Abandonemos las exóticas tierras del extremo oriente y volvamos a nuestro país, a Andalucía por ejemplo. Pocos por estas latitudes ignoran lo que ocurre desde hace décadas en El Ejido. Los cultivos bajo plásticos transformaron una comarca extremadamente deprimida en una zona boyante hace más de treinta años. Pero esta base económica exige mano de obra a precios irrisorios, así que los inmigrantes, sobre todo ilegales, desplazaron rápidamente a los jornaleros autóctonos. Los ejidenses saben que sin ellos se arruinarían, pero les recuerdan cotidianamente las miserias por las que pasaron hasta hace tan poco tiempo. Dicho de otro modo, los necesitan tanto como los desprecian, o, resumidamente, los odian. Durante décadas, los sucesivos gobiernos regionales y nacionales, hicieron bien poco por remediar la situación más allá de oportunas “campañas de integración” destinadas a que los amigotes de siempre se lo llevaran calentito. En su camino de la perfección, los chicos de Vox pusieron su maquinaria electoral en marcha para convertirse en la fuerza más votada en la localidad. Nadie duda de quién ganará allí las próximas elecciones municipales. Afortunadamente de Albuñol no habían oído hablar. A 45 kilómetros de El Ejido, con la misma base económica, pero ya en la provincia de Granada, Vox obtuvo uno de cada cinco votos, sin haber realizado en esta localidad ningún acto de campaña, sin la comparecencia de nadie destacado del partido y sin haber distribuido propaganda más que de un modo testimonial. Tenemos, una vez más, un caso de contagio sin necesidad de ningún agente transmisor.

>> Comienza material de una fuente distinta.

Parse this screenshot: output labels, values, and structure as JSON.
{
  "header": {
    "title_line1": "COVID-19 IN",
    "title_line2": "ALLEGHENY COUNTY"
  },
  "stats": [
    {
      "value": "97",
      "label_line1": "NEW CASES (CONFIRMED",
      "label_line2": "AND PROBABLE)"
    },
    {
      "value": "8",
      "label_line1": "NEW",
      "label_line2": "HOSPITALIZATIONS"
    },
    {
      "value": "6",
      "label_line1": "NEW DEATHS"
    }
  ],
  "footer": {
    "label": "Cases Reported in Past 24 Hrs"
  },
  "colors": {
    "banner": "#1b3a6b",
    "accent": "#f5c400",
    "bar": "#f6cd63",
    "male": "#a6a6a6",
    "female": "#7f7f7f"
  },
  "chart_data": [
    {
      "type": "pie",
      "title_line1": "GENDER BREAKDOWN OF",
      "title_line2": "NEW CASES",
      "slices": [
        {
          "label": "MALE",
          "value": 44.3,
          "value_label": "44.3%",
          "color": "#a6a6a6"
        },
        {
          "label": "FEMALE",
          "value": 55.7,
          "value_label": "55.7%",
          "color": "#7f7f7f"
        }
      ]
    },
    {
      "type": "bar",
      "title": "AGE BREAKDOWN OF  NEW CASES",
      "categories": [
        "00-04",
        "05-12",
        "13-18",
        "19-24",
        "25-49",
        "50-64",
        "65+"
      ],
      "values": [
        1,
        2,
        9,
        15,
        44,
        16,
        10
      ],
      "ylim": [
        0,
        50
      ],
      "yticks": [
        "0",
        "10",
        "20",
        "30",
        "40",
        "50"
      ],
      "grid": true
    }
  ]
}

Con unos medios de comunicación que no paran de hablar de ellos, con unos partidos políticos que no dejan de hacérnoslos presentes, con unos votantes que se asoman de cotidiano a nuestras pantallas, con un programa tan simple que no se puede comentar sin repetirlo, con una ciudadanía incapaz de entender ya cualquier explicación que case medianamente con la complejidad de los hechos, ¿quién de entre los que ocupan nuestro espacio público podrá pergeñar un discurso que nos inmunice contra el contagio de Vox?